Member of the West Bengal Legislative Assembly
- In office 2016 – 4 May 2026
- Preceded by: Anandamoy Mondal
- Succeeded by: Rekha Patra
- Constituency: Hingalganj

Personal details
- Born: 1965 (age 60–61) Hingalganj, North 24 Parganas, West Bengal
- Party: All India Trinamool Congress
- Education: Graduation (University of Calcutta)

= Debes Mondal =

Indian politician

Debes Mondal (born 1965) is an Indian politician from West Bengal. He is a member of the West Bengal Legislative Assembly from Hingalganj Assembly constituency, which is reserved for Scheduled Caste community, in North 24 Parganas district.
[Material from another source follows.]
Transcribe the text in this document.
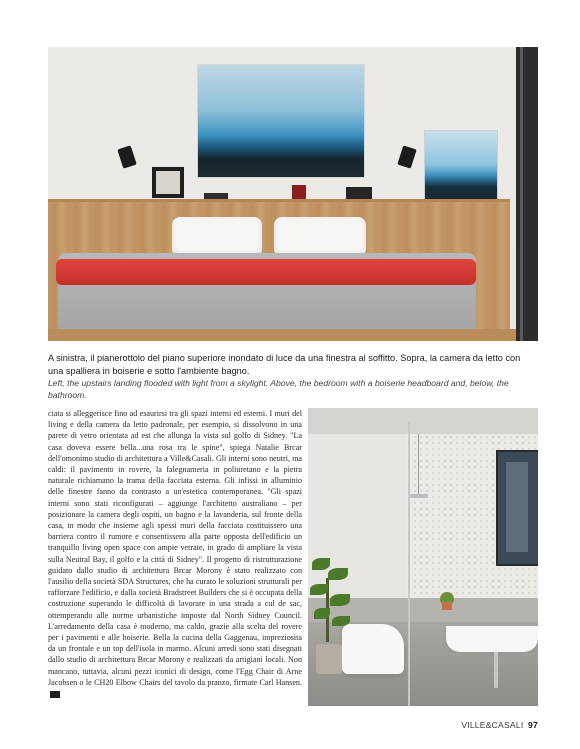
A sinistra, il pianerottolo del piano superiore inondato di luce da una finestra al soffitto. Sopra, la camera da letto con una spalliera in boiserie e sotto l'ambiente bagno.

Left, the upstairs landing flooded with light from a skylight. Above, the bedroom with a boiserie headboard and, below, the bathroom.

ciata si alleggerisce fino ad esaurirsi tra gli spazi interni ed esterni. I muri del living e della camera da letto padronale, per esempio, si dissolvono in una parete di vetro orientata ad est che allunga la vista sul golfo di Sidney. "La casa doveva essere bella...una rosa tra le spine", spiega Natalie Brcar dell'omonimo studio di architettura a Ville&Casali. Gli interni sono neutri, ma caldi: il pavimento in rovere, la falegnameria in poliuretano e la pietra naturale richiamano la trama della facciata esterna. Gli infissi in alluminio delle finestre fanno da contrasto a un'estetica contemporanea. "Gli spazi interni sono stati riconfigurati – aggiunge l'architetto australiano – per posizionare la camera degli ospiti, un bagno e la lavanderia, sul fronte della casa, in modo che insieme agli spessi muri della facciata costituissero una barriera contro il rumore e consentissero alla parte opposta dell'edificio un tranquillo living open space con ampie vetrate, in grado di ampliare la vista sulla Neutral Bay, il golfo e la città di Sidney". Il progetto di ristrutturazione guidato dallo studio di architettura Brcar Morony è stato realizzato con l'ausilio della società SDA Structures, che ha curato le soluzioni strutturali per rafforzare l'edificio, e dalla società Bradstreet Builders che si è occupata della costruzione superando le difficoltà di lavorare in una strada a cul de sac, ottemperando alle norme urbanistiche imposte dal North Sidney Council. L'arredamento della casa è moderno, ma caldo, grazie alla scelta del rovere per i pavimenti e alle boiserie. Bella la cucina della Gaggenau, impreziosita da un frontale e un top dell'isola in marmo. Alcuni arredi sono stati disegnati dallo studio di architettura Brcar Morony e realizzati da artigiani locali. Non mancano, tuttavia, alcuni pezzi iconici di design, come l'Egg Chair di Arne Jacobsen o le CH20 Elbow Chairs del tavolo da pranzo, firmate Carl Hansen.

VILLE&CASALI 97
He won the 2021 West Bengal Legislative Assembly election representing the All India Trinamool Congress.

== Early life and education ==
Mandal is from Hingalganj, North 24 Parganas district, West Bengal. He is the son of Binod Bihari Mandal. He completed his graduation in 1990 at Basirhat College, which is affiliated with University of Calcutta.

== Career ==
Mandal won from Hingalganj Assembly constituency representing All India Trinamool Congress in the 2021 West Bengal Legislative Assembly election. He polled 104,706 votes and defeated his nearest rival, Nemai Das of the Bharatiya Janata Party, by a margin of 24,916 votes. He first became an MLA winning the 2016 West Bengal Legislative Assembly election defeating Anandamay Mandal by a margin of 30,304 votes.